Heat charge performance prediction and optimization of locally refined bionic fin heat exchanger with PCM and nanoparticles based on NSGA-II

Phase change energy storage plays an important role in the popularization of renewable energy sources (wind, solar, geothermal, etc.). However, previous studies have paid little attention to the correlation and optimal solution of phase transformation thermal performance prediction. This research combines Response Surface Methodology with the Non-dominated Sorting Genetic Algorithm II to forecast and enhance the performance of tree-shaped biomimetic latent heat storage units, targeting optimal functionality under operational conditions. Initially, the study delves into a mechanistic analysis of the heat transfer in latent heat storage units, focusing on the coupling of conductive and natural convective heat transfer during the melting phase.

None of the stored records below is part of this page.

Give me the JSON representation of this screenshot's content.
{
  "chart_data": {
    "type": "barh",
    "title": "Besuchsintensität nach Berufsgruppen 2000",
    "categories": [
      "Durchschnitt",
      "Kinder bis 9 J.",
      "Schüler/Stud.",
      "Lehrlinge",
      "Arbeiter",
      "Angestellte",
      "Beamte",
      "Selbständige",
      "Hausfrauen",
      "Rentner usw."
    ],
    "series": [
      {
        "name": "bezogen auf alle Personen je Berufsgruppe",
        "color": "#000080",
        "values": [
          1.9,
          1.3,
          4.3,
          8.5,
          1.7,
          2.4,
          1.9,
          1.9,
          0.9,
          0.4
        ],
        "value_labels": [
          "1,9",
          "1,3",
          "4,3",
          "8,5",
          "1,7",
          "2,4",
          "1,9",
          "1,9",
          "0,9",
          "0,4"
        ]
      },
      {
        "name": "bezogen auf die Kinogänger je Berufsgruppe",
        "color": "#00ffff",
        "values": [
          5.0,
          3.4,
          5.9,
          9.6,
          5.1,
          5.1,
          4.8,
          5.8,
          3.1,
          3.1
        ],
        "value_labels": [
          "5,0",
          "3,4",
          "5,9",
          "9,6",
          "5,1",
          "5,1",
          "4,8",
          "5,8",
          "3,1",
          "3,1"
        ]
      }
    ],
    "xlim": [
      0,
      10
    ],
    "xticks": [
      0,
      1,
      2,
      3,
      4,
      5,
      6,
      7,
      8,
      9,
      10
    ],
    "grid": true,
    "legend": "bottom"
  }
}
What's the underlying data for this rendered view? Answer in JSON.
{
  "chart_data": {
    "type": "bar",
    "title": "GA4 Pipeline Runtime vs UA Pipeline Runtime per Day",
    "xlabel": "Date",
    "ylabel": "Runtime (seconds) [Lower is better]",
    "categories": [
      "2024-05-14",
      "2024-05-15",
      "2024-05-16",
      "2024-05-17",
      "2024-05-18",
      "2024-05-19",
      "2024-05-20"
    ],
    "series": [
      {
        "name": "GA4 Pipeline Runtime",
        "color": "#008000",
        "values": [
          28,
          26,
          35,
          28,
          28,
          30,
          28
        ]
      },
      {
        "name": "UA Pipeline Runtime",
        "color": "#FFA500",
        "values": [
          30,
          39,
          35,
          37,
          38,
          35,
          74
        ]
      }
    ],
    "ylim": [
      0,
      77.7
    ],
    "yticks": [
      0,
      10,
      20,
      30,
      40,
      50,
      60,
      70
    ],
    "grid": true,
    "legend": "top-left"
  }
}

The synergistic enhancement of heat conduction and convection is realized through locally refined and punched fins. Subsequently, Response Surface Methodology was applied to analyze the interactions between the design variables and the objective functions, leading to the attainment of Pareto-optimal frontiers using the Non-dominated Sorting Genetic Algorithm II. The results demonstrate that the Pareto-optimal solutions substantially improved the Nusselt number of novel biomimetic latent heat storage units by 42.58%–45.58 %, relative to tree-shaped fin latent heat storage units. Concurrently, the Fourier number was reduced by 17.54%–19.22 %. Moreover, the effect of adding nanoparticles (aluminum, copper oxide, and copper) to the phase change material was studied. The results show that the proposed locally refined optimal fin structure is superior to the addition of nanoparticles.